Prussian politician (1797–1874)

August Heinrich Hermann von Dönhoff (10 October 1797 in Potsdam – 1 April 1874 at Friedrichstein Palace (East Prussia)) was a Prussian diplomat.

==Career==
Dönhoff participated as a volunteer in the campaign of 1815, studied in Königsberg, Göttingen and Heidelberg in 1816-1819 and then travelled to Italy. He began his diplomatic career in 1821 at the Prussian Foreign Ministry in Berlin, was then employed in the embassies in Paris in 1823, in Madrid in 1825, and in London in 1828, where he played a significant role in the conference on Belgium. In 1833 he was made an envoy in Munich, and in 1842 became the envoy to the Bundestag in Frankfurt am Main.

In May 1848 he resigned, but was made Foreign Minister of Prussia in September 1848 in the government of Ernst von Pfuel, a position he only held for a short time however.
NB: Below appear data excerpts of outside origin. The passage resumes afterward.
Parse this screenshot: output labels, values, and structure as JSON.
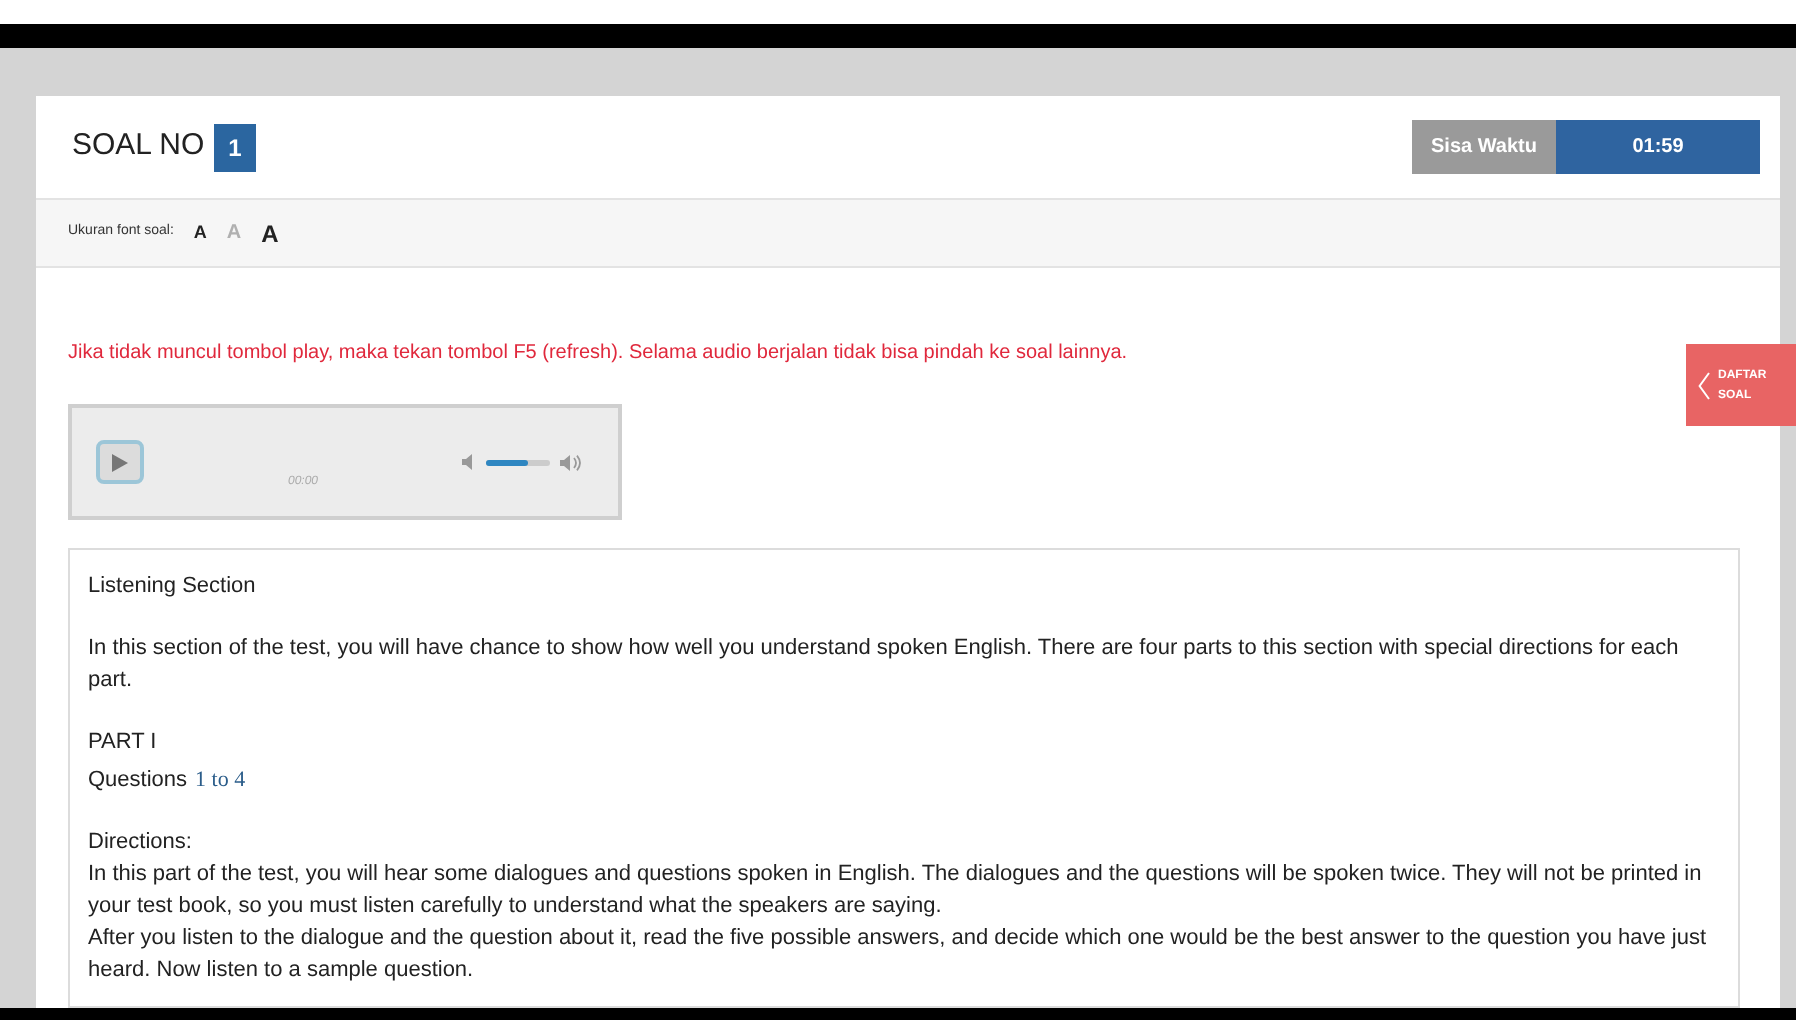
{
  "header": {
    "title": "SOAL NO",
    "number": "1",
    "timer_label": "Sisa Waktu",
    "timer_value": "01:59"
  },
  "font_toolbar": {
    "label": "Ukuran font soal:",
    "options": [
      {
        "kind": "small",
        "text": "A",
        "selected": false
      },
      {
        "kind": "medium",
        "text": "A",
        "selected": true
      },
      {
        "kind": "large",
        "text": "A",
        "selected": false
      }
    ]
  },
  "notice": "Jika tidak muncul tombol play, maka tekan tombol F5 (refresh). Selama audio berjalan tidak bisa pindah ke soal lainnya.",
  "audio_player": {
    "time": "00:00",
    "volume": {
      "level": 0.65
    }
  },
  "side_tab": {
    "label_1": "DAFTAR",
    "label_2": "SOAL"
  },
  "content": {
    "heading": "Listening Section",
    "intro": "In this section of the test, you will have chance to show how well you understand spoken English. There are four parts to this section with special directions for each part.",
    "part": "PART I",
    "questions_label": "Questions",
    "questions_range": "1 to 4",
    "directions_heading": "Directions:",
    "directions": [
      "In this part of the test, you will hear some dialogues and questions spoken in English. The dialogues and the questions will be spoken twice. They will not be printed in your test book, so you must listen carefully to understand what the speakers are saying.",
      "After you listen to the dialogue and the question about it, read the five possible answers, and decide which one would be the best answer to the question you have just heard. Now listen to a sample question."
    ]
  }
}
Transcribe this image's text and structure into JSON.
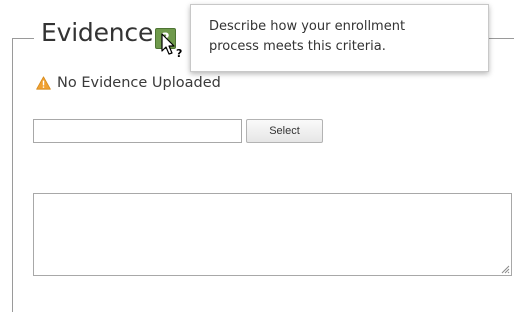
{
  "section": {
    "title": "Evidence"
  },
  "help": {
    "glyph": "?",
    "icon": "question-mark-icon",
    "color": "#6f9a4c"
  },
  "tooltip": {
    "line1": "Describe how your enrollment",
    "line2": "process meets this criteria."
  },
  "status": {
    "icon": "warning-triangle-icon",
    "icon_color": "#f0a030",
    "text": "No Evidence Uploaded"
  },
  "upload": {
    "filename_value": "",
    "select_label": "Select"
  },
  "description": {
    "value": ""
  }
}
Then in February 1849 he was elected by the second electoral district of Gumbinnen to the first chamber of the Prussian Parliament, which sent him in 1850 to Erfurt, into the Staatenhaus (the chamber of the Erfurt Union parliament that represented the individual states). He was once again elected a member of the Prussian first chamber in the summer of 1850, and joined the moderate right-wing Partei Jordan. In 1851 he became a member of the Landtag of the province of Prussia, and participated in its session from 1851 to 1852 in Berlin. When the Prussian first chamber became the Prussian House of Lords, the King made him a hereditary member. In 1861 he became the grand-master of the wardrobe at court. He died in April 1874.

His aunt Sophie von Dönhoff was the wife of Frederick Wilhelm II.